Following serum starvation, HepG2 cells were treated with medium containing an insulin analog (50 nM) for 8 h. In studies related to possible glucose responsiveness and lipid metabolism, cells were treated with analogs for 3 or 4 h in media containing either low or normal glucose concentrations. Gene-specific mRNA abundances were measured in triplicate by qPCR; samples were prepared as described by the vendor (Bio-Rad). Control studies were performed to assess transcriptional responses of HepG2 cells to short-term exposure (3 to 4 h; Fig. 6A) to 0 to 100 mM monosaccharides in insulin-free conditions (SI Appendix, Fig. S7).§

In-Cell pIR Immunoblotting.

The assay probed insulin-dependent IR activation via fluorescent readouts (22). HepG2 cells were seeded (∼8,000 cells/well) into a 96-well black plate with clear bottom and cultured (Fisher).

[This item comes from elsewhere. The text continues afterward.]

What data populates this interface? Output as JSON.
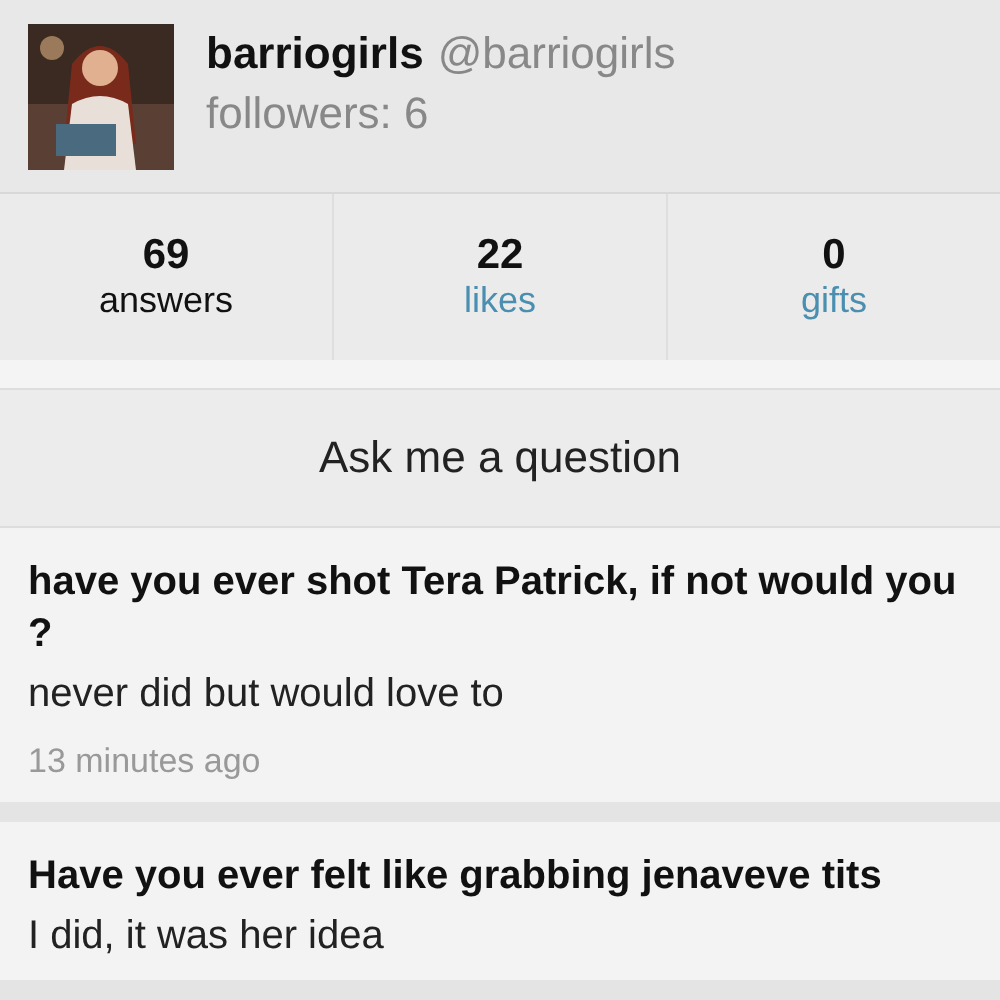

Fixed cells were exposed to the primary antibody (10 µL anti-pTyr 4G10 into 20 mL blocking buffer) overnight at 4 °C. The secondary antibody (anti-mouse-IgG-800-CW antibody [Sigma] in 25 mL blocking buffer) was added after a wash. Fluorescence signals were detected on a LI-COR Infrared Imaging system (Odyssey).

Spectroscopy.

CD spectra were obtained using a Jasco spectropolarimeter. NMR spectra (¹H and ¹⁹F) were acquired using Bruker 700 MHz spectrometer equipped with ¹H, ¹⁹F, ¹³C, and ¹⁵N quadruple resonance cryoprobe or Bruker 600 MHz spectrometer at pD 7.4 (direct meter reading) at 25 °C; effective pH favors a tetrahedral boronate conformation suitable for diol binding. NMR data were processed with Bruker Topspin 4.0.5 and analyzed with NMRFAM-Sparky software (77). ¹H-¹³C HSQC spectra were acquired at natural abundance with pulse sequence optimized for direct J-coupling constants of 145 Hz as a compromise between aliphatic and aromatic resonances.

Data Availability

All study data are included in the article and/or SI Appendix.